Jiro approached as he took a brief break from his signing and led the kids forward to greet their mother. “Now, Kimiyo, do not scold Yuki. She was in her very proper and attractive sailor fuku uniform when she brought our little ones here. I implored her to fill in for one of my co-workers who was supposed to represent Sora today. She kindly agreed, and she has done a delightful job in the role.”
Yuki worked for a childcare agency, or babysitting service as Americans would call it. As a nanny, the young girl was a natural, and Yasu and Imako adored her. She and her co-workers normally wore the brightly decorated nautical-themed school uniforms or sailor fuku that were so common among school-age children. This practice had made the nannies of the Miyake Educational Group popular and had made the new business a success. Now, Yuki wore something entirely different.
“My uniform is in the back room,” said Yuki. “Don’t you love my Sora look? The wig is awesome!”
She now wore a vivid blue wig with neatly trimmed bangs and a long back. Her costume consisted of an equally vivid blue shirt with a pleated skirt and matching boots. A short cape of white was swung over one shoulder.
“You look charming,” said Kimiyo. “Are you pleased with Yuki’s costume?”
Little Yasu chirped his approval and clasped his mother’s hand. “She is Sora!” he yelled. “She can fly and lift trains!”
Jiro grinned boyishly and said, “Sora is going to make us rich! I have negotiations in the works for her use in the anime as well.”
“I am pleased for you,” said Kimiyo. “You love your art, and that passion has led you to prosperity.”

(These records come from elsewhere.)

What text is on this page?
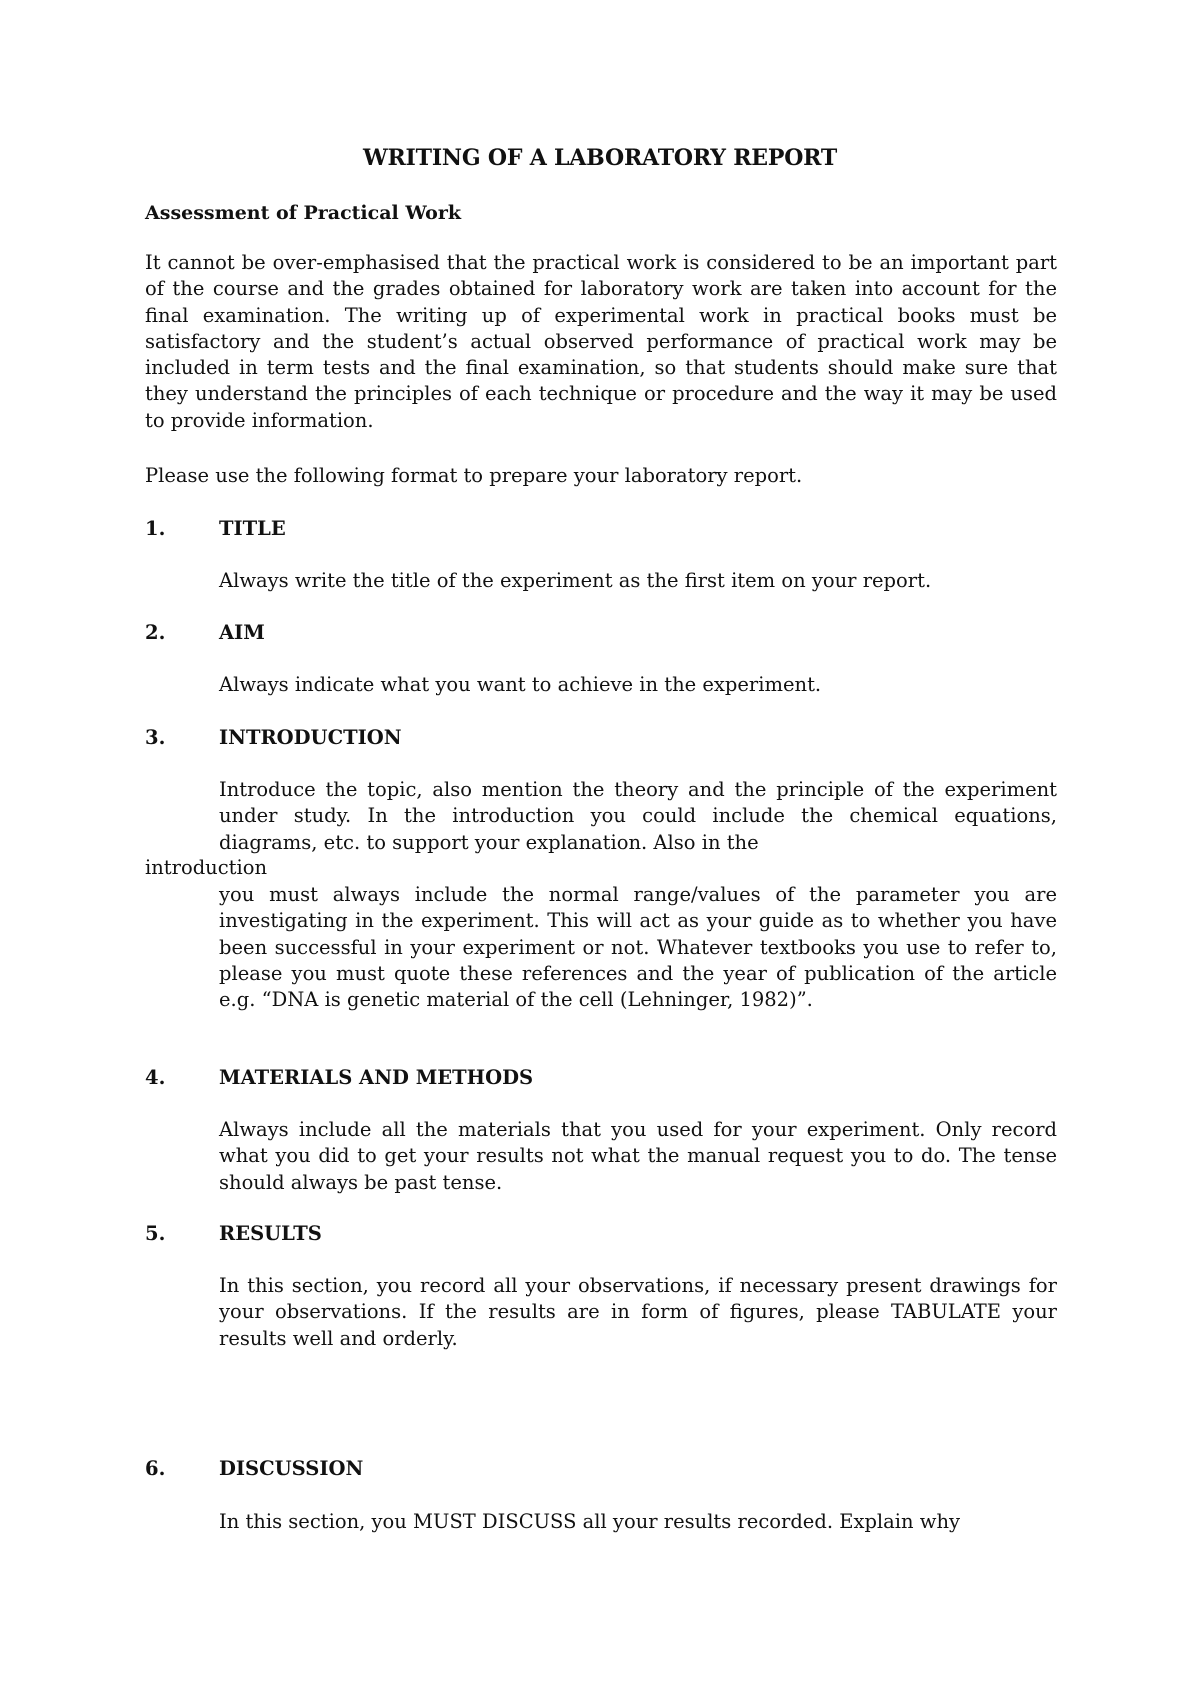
WRITING OF A LABORATORY REPORT
Assessment of Practical Work

It cannot be over-emphasised that the practical work is considered to be an important part of the course and the grades obtained for laboratory work are taken into account for the final examination. The writing up of experimental work in practical books must be satisfactory and the student’s actual observed performance of practical work may be included in term tests and the final examination, so that students should make sure that they understand the principles of each technique or procedure and the way it may be used to provide information.

Please use the following format to prepare your laboratory report.

1.	TITLE

Always write the title of the experiment as the first item on your report.

2.	AIM

Always indicate what you want to achieve in the experiment.

3.	INTRODUCTION

Introduce the topic, also mention the theory and the principle of the experiment under study. In the introduction you could include the chemical equations, diagrams, etc. to support your explanation. Also in the

introduction

you must always include the normal range/values of the parameter you are investigating in the experiment. This will act as your guide as to whether you have been successful in your experiment or not. Whatever textbooks you use to refer to, please you must quote these references and the year of publication of the article e.g. “DNA is genetic material of the cell (Lehninger, 1982)”.

4.	MATERIALS AND METHODS

Always include all the materials that you used for your experiment. Only record what you did to get your results not what the manual request you to do. The tense should always be past tense.

5.	RESULTS

In this section, you record all your observations, if necessary present drawings for your observations. If the results are in form of figures, please TABULATE your results well and orderly.

6.	DISCUSSION

In this section, you MUST DISCUSS all your results recorded. Explain why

Jiro nodded eagerly and said, “Thank you. Maybe even you will be proud of me someday.”
Kimiyo hesitated as the emotions behind his words washed over her. There was bitterness as well as a bit of regret and, perhaps, hope. He actually did care about her opinion.
But as she smiled distractedly, Kimiyo failed to realize that she was being watched from afar.
“The power within that one is nearly palpable. Prepare to secure the target now,” said a sinister woman who observed the convention through sophisticated scanners aboard a cloaked craft. Shadowy figures moved to instantly obey their cruel mistress.